Karanlık koridorların öncüleri

Nubar OZANYAN yazdı —

  • Bugün de zindanlarda direnen yoldaşlarımız var. 27 Kasım’da İmralı tecridine son verilmesi, zindanlarda insan haklarına aykırı uygulamaların durdurulması için başlatılan açlık grevi karşısında ses ve direniş olmak görevimizdir.

Zayıf bile olsa bir ışığın görülmediği zifiri karanlık koridorlarda yürüdük. Sonu belli olmayan her anı ve zamanı işkence dolu bir zindanın belirsizliğinde yaşadık. 5 Nolu Zindandaydık. Her tarafın sessizliğe gömüldüğü ülkede ne zaman, hangi saatte canımızın yanacağını bilmeden soluk almaya çalıştık. Bir insanın görmemesi gereken şeyleri gördü gözlerimiz. Direndik.  

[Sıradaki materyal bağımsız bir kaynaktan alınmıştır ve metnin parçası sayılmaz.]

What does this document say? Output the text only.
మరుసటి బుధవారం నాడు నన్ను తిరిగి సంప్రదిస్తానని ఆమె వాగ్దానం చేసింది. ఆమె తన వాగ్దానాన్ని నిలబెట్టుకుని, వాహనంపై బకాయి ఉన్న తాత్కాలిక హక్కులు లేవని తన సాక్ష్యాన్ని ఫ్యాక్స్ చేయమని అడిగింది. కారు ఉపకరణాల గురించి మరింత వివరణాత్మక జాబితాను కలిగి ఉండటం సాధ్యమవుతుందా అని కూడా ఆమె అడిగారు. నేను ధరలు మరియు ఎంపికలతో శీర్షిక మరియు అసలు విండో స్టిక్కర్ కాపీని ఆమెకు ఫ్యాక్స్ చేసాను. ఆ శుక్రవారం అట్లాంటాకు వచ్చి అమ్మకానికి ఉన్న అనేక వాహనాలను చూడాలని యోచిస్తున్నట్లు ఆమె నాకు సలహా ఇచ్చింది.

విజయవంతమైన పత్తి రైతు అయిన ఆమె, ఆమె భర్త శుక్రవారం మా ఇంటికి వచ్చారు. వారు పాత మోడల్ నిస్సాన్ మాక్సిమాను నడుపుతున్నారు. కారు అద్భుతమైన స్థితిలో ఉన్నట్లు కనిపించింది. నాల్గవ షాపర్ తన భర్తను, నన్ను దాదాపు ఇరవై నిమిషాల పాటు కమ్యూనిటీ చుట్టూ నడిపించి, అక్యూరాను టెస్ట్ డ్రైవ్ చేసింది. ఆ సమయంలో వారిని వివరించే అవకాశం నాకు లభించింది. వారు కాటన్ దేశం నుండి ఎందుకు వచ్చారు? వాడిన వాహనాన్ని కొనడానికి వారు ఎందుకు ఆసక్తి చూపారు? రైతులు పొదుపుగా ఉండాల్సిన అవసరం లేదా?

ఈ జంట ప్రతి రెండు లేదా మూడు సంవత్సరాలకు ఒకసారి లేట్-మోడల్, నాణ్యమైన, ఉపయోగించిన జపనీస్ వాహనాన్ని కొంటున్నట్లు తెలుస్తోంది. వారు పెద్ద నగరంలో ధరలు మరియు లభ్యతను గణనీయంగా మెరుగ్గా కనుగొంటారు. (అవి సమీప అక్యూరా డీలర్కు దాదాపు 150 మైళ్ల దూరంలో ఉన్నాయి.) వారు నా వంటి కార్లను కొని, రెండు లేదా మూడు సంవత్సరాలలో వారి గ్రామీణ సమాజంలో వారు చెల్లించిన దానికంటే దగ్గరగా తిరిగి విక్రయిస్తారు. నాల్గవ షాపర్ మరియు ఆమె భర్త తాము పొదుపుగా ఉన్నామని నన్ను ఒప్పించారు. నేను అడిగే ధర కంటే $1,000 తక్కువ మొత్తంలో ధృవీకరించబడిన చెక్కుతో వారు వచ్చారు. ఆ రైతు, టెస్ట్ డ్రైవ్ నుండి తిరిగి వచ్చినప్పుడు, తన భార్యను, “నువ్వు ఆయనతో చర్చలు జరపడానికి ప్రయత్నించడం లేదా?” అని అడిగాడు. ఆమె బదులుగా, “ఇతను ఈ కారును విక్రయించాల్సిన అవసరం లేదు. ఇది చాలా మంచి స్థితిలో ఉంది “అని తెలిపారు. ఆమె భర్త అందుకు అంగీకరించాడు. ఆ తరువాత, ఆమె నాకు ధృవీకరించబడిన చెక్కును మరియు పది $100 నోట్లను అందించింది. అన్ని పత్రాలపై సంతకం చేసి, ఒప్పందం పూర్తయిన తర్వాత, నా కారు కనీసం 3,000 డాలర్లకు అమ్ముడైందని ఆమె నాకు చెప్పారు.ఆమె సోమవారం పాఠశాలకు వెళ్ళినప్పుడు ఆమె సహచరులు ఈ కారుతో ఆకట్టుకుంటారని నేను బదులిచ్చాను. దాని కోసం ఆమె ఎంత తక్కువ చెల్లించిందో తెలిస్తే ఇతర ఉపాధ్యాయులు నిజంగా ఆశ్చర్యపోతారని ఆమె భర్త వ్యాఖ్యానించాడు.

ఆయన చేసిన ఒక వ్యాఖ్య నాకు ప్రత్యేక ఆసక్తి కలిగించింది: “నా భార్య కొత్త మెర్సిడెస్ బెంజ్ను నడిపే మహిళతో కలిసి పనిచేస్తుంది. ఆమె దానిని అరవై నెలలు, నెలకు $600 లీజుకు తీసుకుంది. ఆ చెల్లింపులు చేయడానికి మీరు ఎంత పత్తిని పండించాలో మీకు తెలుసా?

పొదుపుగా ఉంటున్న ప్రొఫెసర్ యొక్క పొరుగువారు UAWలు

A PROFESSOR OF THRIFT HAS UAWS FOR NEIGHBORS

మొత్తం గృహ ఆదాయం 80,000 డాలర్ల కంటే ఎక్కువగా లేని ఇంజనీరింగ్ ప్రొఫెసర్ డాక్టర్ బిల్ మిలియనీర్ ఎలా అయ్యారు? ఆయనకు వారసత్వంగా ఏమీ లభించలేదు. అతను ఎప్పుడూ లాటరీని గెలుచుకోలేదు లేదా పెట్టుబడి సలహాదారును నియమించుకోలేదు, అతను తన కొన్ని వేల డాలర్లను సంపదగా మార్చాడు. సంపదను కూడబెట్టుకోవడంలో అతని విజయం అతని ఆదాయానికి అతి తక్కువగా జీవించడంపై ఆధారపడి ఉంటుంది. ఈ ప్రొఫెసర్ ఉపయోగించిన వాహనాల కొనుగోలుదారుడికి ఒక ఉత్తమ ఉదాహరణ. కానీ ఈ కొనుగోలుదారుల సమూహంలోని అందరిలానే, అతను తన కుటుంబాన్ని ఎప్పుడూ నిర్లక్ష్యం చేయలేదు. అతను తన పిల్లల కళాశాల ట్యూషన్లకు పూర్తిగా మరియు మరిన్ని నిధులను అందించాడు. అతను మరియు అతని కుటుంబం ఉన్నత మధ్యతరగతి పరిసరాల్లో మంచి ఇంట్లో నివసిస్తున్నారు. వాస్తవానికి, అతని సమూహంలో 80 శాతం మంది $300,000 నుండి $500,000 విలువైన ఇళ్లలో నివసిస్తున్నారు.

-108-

Zamanın ve vicdanın kaybolduğu 5 Nolu denilen zindanda sadece nefes almaya çalıştık. Büyük bedeller ödendi. Halkına ve insanlığa sevdalı en değerli arkadaşlarımızı işkence bitsin diye şehit verdik. Dört parça tahtaya sığmayacak her biri cihan parçası Mazlum’u, Kemal’i, Hayri’yi, Dörtleri, Necmettin’i, Ali Sarıbal’ı içimizden alıp götürdüler. Sadece yüreğimiz yanmadı, insanlığın vicdanı da onların gidişiyle birlikte karardı. Adalet topal, hakkaniyet yüreksiz kaldı.  

Kaygı ve korkuların bir karabasan gibi çöktürülmek istendiği ülkemizde dün olduğu gibi bugün de önce zindanlar susturulmaya ve idealler tutsak alınmaya çalışılıyor. Aradan kırk yıl geçmesine karşın zindanlarda değişen bir şey yok. Onurlu insanların asla kabul edemeyeceği kurallar adı altıda zulüm uygulamaları devrimci tutsaklara dayatılıyor. Devrimci tutsakların kırk yıllık zindan direnişinde ağır bedeller pahasına elde ettiği tecrübe ve yarattığı birikim adeta unutularak yeniden devrimci tutsakların iradesi kırılmaya çalışılıyor. Kırk yıl önce olduğu gibi bugün de “rutin bir uygulama” diye anlatılan ancak kabul edildiğinde onursuzluğun ve köleliğin başlangıç adımı olacak çıplak arama ve tecrit uygulamaları dayatılıyor. Elbette ki, bunlar asla kabul edilemez.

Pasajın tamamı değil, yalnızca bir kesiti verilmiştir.